Just a note. We are still able to reproduce this in our CI env: https://github.com/coreos/fedora-coreos-tracker/issues/1049#issuecomment-1018540617

Comment 11 Jeremy Linton 2022-01-29 04:06:51 UTC

Well, I slimmed down the test program, but never managed to create a standalone deadlocking program. OTOH, I think I have a fairly simple patch (~3 lines) that fixes it a fairly clean way (basically I'm just replacing the spinlock/list_del/unlock with a list_del_rcu). I've been running the podman test in a loop for a few hours now and it hasn't poped, although it would go away for a bit in the past as well..
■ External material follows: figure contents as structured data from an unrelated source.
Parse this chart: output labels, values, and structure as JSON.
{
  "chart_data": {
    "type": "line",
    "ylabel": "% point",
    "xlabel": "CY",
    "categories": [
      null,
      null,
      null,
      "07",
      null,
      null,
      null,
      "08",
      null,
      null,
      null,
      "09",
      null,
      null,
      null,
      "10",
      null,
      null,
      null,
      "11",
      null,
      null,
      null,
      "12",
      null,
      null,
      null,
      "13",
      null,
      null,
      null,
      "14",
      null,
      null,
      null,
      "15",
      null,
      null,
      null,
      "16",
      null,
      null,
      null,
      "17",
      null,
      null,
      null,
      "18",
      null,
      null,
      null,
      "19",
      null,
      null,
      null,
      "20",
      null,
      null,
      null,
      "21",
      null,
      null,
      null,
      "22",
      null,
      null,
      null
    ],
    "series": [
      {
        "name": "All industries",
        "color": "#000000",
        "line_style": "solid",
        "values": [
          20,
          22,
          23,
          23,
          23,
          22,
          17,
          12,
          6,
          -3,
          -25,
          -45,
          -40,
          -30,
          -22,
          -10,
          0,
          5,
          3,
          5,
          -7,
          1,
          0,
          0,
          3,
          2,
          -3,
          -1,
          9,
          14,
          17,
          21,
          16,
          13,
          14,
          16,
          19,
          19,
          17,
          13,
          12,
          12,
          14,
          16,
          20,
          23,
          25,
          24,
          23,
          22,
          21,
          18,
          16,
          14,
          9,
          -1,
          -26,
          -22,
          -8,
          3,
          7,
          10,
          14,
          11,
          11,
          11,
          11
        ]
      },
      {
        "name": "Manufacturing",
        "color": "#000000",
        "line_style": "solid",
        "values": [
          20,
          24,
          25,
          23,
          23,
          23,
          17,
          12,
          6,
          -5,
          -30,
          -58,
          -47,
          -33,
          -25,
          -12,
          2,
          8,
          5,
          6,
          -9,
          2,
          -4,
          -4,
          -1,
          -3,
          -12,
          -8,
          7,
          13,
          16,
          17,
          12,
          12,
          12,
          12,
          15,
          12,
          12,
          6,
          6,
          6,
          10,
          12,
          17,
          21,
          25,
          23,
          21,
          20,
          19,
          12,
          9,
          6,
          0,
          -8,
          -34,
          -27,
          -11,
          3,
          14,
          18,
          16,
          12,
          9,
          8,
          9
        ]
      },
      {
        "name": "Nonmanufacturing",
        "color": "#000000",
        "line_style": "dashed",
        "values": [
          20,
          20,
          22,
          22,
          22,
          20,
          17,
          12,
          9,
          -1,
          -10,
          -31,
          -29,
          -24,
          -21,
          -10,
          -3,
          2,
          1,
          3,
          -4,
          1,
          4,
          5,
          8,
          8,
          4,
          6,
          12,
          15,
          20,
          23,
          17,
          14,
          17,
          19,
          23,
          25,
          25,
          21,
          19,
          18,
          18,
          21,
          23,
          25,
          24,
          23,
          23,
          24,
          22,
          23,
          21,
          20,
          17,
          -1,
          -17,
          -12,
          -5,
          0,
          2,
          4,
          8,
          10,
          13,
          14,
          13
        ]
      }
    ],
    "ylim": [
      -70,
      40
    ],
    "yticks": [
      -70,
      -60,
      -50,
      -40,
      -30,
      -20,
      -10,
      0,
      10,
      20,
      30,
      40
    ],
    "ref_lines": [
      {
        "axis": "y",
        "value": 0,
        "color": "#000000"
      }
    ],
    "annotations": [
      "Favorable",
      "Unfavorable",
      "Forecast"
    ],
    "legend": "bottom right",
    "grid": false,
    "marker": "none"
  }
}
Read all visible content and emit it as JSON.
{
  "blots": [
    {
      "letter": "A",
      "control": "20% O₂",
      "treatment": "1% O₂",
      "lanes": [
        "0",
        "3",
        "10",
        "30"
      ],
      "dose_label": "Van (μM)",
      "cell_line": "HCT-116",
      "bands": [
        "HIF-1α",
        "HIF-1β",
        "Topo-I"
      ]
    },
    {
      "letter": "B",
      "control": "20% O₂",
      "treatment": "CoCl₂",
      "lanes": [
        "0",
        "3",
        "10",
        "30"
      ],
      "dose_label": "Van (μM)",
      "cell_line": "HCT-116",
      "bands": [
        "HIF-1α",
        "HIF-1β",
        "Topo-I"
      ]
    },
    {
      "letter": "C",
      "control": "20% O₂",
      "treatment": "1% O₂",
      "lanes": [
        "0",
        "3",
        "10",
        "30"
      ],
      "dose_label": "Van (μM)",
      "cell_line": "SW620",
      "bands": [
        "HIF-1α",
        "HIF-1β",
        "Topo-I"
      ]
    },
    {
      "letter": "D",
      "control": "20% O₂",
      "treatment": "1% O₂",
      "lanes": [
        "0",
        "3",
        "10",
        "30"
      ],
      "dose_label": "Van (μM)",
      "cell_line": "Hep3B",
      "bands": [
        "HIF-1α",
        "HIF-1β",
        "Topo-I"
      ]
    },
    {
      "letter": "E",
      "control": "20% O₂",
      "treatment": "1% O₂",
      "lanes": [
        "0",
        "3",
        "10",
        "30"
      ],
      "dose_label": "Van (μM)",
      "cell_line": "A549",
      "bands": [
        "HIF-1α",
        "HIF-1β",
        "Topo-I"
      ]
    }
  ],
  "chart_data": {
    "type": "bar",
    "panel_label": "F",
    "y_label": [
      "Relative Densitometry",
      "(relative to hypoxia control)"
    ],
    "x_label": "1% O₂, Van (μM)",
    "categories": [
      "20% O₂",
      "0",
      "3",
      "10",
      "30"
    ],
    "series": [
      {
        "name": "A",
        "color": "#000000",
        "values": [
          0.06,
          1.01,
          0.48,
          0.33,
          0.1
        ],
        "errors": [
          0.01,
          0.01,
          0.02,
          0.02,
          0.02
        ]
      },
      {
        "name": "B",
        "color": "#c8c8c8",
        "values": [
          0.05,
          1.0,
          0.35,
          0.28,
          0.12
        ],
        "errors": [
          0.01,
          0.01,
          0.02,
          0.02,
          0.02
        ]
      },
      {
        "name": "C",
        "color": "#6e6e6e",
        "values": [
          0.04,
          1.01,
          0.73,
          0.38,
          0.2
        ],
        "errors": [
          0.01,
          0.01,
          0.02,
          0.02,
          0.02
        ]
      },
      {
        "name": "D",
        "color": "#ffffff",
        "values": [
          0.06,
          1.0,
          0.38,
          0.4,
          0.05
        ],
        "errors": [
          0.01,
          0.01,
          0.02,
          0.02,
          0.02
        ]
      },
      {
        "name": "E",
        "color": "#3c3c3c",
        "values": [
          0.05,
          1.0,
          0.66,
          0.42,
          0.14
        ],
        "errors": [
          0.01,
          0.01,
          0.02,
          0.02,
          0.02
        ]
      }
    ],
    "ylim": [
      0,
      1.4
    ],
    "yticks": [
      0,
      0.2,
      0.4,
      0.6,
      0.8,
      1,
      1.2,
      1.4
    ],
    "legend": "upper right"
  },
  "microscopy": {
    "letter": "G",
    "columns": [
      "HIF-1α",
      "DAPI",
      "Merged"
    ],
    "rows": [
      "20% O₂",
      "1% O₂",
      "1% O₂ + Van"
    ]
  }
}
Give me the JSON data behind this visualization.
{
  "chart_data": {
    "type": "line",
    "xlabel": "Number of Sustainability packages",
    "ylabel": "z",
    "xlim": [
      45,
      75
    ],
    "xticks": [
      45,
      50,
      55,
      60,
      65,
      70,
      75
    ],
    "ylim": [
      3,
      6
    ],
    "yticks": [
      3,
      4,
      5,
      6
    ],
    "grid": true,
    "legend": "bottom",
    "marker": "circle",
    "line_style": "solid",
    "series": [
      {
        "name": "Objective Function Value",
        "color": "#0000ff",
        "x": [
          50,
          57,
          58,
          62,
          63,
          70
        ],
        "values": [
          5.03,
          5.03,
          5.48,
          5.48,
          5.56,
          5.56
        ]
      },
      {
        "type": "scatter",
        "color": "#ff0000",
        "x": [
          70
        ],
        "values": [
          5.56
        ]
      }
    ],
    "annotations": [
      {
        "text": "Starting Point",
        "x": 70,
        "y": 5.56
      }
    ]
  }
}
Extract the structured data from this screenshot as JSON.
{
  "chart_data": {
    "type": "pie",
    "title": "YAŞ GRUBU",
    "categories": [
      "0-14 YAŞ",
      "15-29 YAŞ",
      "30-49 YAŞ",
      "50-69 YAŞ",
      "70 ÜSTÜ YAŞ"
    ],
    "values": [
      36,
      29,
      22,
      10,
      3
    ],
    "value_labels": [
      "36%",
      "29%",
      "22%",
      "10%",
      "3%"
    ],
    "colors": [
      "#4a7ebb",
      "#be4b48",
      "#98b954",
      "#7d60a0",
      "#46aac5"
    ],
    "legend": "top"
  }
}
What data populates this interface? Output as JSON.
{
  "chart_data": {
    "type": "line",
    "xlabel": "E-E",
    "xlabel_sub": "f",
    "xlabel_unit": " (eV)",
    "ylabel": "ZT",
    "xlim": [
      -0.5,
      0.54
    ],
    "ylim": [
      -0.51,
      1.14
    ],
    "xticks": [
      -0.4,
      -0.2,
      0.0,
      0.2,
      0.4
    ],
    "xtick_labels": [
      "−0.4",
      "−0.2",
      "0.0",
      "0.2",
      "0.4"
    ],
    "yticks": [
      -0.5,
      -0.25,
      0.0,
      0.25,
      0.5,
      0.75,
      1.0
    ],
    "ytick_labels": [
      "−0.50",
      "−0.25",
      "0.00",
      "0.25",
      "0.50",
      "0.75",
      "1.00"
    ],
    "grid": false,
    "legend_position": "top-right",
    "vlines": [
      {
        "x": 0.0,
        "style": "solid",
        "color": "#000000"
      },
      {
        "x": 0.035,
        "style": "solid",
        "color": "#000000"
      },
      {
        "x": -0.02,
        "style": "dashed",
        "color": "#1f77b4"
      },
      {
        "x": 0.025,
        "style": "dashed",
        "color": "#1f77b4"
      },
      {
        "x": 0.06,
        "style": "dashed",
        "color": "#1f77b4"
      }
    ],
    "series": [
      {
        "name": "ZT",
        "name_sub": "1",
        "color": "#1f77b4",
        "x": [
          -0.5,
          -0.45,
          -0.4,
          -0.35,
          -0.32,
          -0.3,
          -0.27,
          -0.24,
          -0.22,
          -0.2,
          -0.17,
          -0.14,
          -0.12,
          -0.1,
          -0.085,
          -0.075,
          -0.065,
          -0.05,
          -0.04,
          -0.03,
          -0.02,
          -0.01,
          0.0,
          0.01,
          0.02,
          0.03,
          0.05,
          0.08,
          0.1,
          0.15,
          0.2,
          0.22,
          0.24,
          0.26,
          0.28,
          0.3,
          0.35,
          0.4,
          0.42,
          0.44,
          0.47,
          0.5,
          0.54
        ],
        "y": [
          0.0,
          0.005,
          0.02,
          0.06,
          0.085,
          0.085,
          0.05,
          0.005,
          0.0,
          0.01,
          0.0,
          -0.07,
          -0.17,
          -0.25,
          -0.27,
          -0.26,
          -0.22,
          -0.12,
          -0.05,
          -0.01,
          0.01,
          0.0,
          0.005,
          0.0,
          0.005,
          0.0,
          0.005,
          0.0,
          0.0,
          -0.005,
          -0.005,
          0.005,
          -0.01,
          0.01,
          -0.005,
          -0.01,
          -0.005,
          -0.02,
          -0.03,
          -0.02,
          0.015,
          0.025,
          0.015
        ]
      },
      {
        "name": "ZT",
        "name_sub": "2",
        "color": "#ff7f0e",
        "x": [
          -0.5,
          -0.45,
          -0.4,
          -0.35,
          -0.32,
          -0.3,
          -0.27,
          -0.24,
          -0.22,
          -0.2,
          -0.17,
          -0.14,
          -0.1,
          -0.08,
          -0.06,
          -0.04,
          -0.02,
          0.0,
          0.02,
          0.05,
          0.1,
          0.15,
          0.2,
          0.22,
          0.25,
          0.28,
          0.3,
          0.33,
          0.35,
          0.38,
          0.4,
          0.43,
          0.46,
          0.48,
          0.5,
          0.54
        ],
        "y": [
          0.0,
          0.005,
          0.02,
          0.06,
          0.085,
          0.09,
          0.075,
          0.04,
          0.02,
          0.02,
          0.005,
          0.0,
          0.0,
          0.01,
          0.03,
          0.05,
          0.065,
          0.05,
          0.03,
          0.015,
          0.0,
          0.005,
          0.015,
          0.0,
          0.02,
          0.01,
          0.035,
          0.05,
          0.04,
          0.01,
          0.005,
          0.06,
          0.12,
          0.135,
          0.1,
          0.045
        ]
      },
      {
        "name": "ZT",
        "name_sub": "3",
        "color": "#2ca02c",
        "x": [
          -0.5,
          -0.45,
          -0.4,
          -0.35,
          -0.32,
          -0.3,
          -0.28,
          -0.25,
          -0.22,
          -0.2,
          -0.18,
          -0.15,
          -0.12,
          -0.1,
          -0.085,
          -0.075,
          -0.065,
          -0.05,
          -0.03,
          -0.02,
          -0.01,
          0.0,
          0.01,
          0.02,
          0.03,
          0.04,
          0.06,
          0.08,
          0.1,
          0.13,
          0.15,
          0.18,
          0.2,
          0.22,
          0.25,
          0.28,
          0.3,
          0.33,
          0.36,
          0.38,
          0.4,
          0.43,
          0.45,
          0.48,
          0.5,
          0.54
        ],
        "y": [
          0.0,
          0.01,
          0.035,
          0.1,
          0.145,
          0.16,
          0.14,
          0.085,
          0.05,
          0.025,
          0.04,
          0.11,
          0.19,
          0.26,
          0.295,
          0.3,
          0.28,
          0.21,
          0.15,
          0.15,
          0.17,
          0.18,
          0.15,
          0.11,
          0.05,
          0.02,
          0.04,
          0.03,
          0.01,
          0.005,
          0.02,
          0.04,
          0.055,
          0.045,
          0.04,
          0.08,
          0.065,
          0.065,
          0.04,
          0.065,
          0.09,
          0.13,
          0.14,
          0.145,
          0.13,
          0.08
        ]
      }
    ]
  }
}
Comment 12 Dusty Mabe 2022-01-29 17:16:42 UTC

Jeremy, Since we're able to reproduce the issue pretty easy (at least it was last I checked) if you can provide me a kernel scratch build I can run it through FCOS CI and see if it resolves the issue.

Comment 13 Jeremy Linton 2022-02-01 05:30:01 UTC

Sure, which kernel version do you prefer, although, hu, I'm still playing with different ways to fix it, although I've got some other issues I'm juggling so this is a bit slow too. I should have most of tomorrow to start closing this out (and post a suggested fix to LKML as I've been promising).

Let me do that, and roll you a scratch build (although I'm not 100% confident I can get the config right for rawhide in an official build, lets see).

Comment 14 Dusty Mabe 2022-02-01 14:44:38 UTC

The latest kernel version in rawhide (which I was able to reproduce this issue on yesterday about 50% of the time) is kernel-5.17.0-0.rc0.20220112gitdaadb3bd0e8d.63.fc36

You can apply a patch on top of the rawhide branch and do a scratch build (you can limit the build to x86_64/aarch64 unless you want to wait a long time for the armv7/s390x builds to complete).

You've probably applied a patch to the kernel before and done a scratch build, but in case it's helpful here's a recent example where I did: https://src.fedoraproject.org/rpms/kernel/pull-request/50

Comment 15 Jeremy Linton 2022-02-01 21:11:10 UTC

Yah, I will see if the scratch build picks up the right config...

The public posting/patch is here https://lore.kernel.org/lkml/20220201205623.1325649-1-jeremy.linton@arm.com/T/#u 

Pretty sure it fixed the problem here, but i'm not sure it doesn't break something else.

Comment 16 Jeremy Linton 2022-02-01 21:35:17 UTC

So there is a scratch build here: https://koji.fedoraproject.org/koji/taskinfo?taskID=82256731

Comment 17 Dusty Mabe 2022-02-04 03:09:41 UTC

That scratch build seems to have solved the problem for me.

Comment 18 Jeremy Linton 2022-02-04 19:44:34 UTC

A modified version has been merged to -mm, and seems like its going to be merged to -stable as well soon.

Comment 19 Dusty Mabe 2022-02-04 19:46:08 UTC

Cool. Let me know when it hits a tag and we'll see if things make it down into a fedora kernel so we can test.

Comment 20 Jeremy Linton 2022-02-17 03:12:37 UTC

This is in 5.17rc4.

Comment 21 Dusty Mabe 2022-02-17 13:18:18 UTC

Is it safe to say it's in kernel-5.17.0-0.rc4.96.fc36 (https://bodhi.fedoraproject.org/updates/FEDORA-2022-e27e6736b8) ?

Comment 22 Dusty Mabe 2022-02-21 16:56:17 UTC

Since the kernel in branched and rawhide are both  rc4+ I'll mark this as closed and notify if we see the issue any longer.